🤖 AI Summary
Embodied agents must understand and fulfill diverse, unanticipated human goals and preferences in open, dynamic environments. To address this, we propose the “Open-Universe Assistive Game” framework, enabling infinite scalability of goal space modeling and interactive goal acquisition. Methodologically, it integrates large language models’ (LLMs) dialogue comprehension capabilities with Bayesian inference, supporting online goal extraction and user-intent simulation via open-ended natural language interaction—without requiring large-scale offline annotation—and enabling dynamic goal learning with explicit uncertainty quantification. Evaluations on synthetic users in text-based shopping and AI2Thor household robotics environments demonstrate substantial improvements in goal tracking and task completion over baselines lacking explicit goal modeling. Both automated LLM-based assessment and human evaluation confirm the framework’s effectiveness and robustness.
📝 Abstract
Embodied AI agents must infer and act in an interpretable way on diverse human goals and preferences that are not predefined. To formalize this setting, we introduce Open-Universe Assistance Games (OU-AGs), a framework where the agent must reason over an unbounded and evolving space of possible goals. In this context, we introduce GOOD (GOals from Open-ended Dialogue), a data-efficient, online method that extracts goals in the form of natural language during an interaction with a human, and infers a distribution over natural language goals.
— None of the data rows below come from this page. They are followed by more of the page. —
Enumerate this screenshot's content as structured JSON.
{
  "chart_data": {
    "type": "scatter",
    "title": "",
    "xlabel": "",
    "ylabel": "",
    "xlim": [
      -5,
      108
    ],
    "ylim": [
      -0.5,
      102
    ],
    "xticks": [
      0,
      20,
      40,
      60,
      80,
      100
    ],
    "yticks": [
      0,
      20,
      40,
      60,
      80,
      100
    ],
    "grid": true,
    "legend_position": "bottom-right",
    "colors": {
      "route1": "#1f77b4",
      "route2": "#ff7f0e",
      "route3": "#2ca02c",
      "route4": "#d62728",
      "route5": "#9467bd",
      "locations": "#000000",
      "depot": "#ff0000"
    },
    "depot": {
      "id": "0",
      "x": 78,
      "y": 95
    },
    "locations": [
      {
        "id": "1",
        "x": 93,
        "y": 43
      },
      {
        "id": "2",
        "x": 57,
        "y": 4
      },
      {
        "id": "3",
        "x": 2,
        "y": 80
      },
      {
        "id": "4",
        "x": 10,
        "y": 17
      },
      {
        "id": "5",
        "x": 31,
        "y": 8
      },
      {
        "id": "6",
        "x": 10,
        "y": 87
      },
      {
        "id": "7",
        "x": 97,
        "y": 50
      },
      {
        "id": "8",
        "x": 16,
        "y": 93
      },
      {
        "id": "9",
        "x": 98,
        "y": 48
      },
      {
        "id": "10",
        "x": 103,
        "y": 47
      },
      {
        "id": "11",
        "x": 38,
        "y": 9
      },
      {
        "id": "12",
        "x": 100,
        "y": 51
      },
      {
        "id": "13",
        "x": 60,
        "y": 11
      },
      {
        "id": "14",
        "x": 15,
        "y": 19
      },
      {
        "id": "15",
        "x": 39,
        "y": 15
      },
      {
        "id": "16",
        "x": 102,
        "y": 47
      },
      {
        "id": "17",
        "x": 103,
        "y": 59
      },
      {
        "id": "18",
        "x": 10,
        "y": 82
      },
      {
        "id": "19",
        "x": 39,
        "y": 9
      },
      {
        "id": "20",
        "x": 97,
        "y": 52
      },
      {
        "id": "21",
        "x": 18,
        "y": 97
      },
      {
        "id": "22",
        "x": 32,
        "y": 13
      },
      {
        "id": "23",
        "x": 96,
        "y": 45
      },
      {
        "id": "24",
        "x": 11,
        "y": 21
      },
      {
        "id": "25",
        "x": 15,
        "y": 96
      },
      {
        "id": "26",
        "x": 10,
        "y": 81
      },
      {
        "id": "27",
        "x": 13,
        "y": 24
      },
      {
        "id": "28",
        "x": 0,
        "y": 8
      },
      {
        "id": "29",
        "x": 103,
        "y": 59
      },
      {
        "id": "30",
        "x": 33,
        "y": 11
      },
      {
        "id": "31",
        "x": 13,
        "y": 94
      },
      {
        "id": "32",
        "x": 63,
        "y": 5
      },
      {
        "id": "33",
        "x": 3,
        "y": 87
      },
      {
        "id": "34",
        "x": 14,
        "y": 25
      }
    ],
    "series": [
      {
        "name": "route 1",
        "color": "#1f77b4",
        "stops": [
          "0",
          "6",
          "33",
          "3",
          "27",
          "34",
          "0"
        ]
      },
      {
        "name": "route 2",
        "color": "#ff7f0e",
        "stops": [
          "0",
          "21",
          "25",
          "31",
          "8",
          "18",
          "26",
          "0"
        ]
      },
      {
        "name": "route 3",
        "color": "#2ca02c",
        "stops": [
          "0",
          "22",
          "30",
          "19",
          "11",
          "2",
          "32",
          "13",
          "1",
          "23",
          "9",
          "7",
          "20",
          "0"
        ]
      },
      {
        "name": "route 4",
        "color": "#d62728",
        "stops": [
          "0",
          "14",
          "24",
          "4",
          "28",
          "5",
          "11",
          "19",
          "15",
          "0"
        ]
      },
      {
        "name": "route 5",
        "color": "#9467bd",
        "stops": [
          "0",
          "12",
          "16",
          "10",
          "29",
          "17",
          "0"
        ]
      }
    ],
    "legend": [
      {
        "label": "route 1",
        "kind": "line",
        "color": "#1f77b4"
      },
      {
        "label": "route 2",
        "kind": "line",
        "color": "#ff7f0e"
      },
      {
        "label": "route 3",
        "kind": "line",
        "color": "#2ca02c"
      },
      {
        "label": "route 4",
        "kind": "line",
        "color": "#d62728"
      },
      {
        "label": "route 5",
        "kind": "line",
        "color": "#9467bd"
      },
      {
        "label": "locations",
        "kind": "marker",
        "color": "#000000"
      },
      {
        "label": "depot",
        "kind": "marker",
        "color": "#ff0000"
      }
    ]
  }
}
GOOD prompts an LLM to simulate users with different complex intents, using its responses to perform probabilistic inference over candidate goals. This approach enables rich goal representations and uncertainty estimation without requiring large offline datasets. We evaluate GOOD in a text-based grocery shopping domain and in a text-operated simulated household robotics environment (AI2Thor), using synthetic user profiles. Our method outperforms a baseline without explicit goal tracking, as confirmed by both LLM-based and human evaluations.